SafeAILab / EAGLE

Official Implementation of EAGLE
https://arxiv.org/pdf/2406.16858
Apache License 2.0
622 stars 59 forks source link

Data processing script (ge_data/allocation.py) script does not work out of the box #42

Open avnermay opened 4 months ago

avnermay commented 4 months ago

There are a few small issues:

  1. The model is set to load from local file instead of from huggingface hub (https://github.com/SafeAILab/EAGLE/blob/main/ge_data/ge_data_all_vicuna.py#L22). To fix this, I just set bigname='lmsys/vicuna-13b-v1.3' at the line in ge_data_all_vicuna.py.

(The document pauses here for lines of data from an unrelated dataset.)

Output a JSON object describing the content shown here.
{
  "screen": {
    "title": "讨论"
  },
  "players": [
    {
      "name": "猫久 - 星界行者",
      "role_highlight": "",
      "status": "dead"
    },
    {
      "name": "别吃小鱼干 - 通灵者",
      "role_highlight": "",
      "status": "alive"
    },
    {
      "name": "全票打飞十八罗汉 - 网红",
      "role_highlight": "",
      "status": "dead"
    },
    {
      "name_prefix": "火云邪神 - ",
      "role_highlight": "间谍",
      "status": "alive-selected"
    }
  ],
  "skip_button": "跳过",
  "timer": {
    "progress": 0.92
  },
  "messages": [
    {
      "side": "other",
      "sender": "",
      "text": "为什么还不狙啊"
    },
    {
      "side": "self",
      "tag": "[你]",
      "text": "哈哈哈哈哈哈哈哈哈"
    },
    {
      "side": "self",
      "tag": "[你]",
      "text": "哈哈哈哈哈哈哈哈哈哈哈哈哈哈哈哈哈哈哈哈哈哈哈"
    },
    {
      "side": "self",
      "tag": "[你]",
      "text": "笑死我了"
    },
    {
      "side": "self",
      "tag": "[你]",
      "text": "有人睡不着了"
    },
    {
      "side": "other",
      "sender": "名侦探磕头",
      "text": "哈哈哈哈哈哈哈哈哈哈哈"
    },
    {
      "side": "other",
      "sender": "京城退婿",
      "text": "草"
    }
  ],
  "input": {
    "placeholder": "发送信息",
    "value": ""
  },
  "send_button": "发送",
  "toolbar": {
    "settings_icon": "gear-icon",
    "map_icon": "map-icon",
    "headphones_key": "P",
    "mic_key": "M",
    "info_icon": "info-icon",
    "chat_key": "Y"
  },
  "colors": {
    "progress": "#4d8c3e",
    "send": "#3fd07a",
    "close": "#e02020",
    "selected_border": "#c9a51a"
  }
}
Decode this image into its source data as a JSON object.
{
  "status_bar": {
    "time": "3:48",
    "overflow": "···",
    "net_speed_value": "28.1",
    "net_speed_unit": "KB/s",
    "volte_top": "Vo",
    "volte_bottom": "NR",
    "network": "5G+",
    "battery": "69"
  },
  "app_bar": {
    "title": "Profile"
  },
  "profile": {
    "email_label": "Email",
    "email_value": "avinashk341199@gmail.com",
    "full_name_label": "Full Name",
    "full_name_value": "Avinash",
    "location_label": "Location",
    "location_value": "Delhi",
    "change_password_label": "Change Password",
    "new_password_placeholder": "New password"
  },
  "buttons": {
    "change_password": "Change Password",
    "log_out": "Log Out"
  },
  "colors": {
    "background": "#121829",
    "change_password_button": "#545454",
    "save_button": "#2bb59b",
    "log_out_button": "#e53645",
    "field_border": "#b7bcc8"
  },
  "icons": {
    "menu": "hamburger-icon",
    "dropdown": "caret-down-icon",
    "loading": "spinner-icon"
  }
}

  2. The ShareGPT dataset loads from local disk, without instructions for how to download it. To fix this, I downloaded the ShareGPT dataset from https://huggingface.co/datasets/Aeala/ShareGPT_Vicuna_unfiltered/blob/main/ShareGPT_V4.3_unfiltered_cleaned_split.json wget https://huggingface.co/datasets/Aeala/ShareGPT_Vicuna_unfiltered/resolve/main/ShareGPT_V4.3_unfiltered_cleaned_split.json .

M-Chimiste commented 3 months ago

Thanks for asking about this and posting this information. I ran into the same problem and was trying to find the dataset as I try to create compatibility with a Gemma model.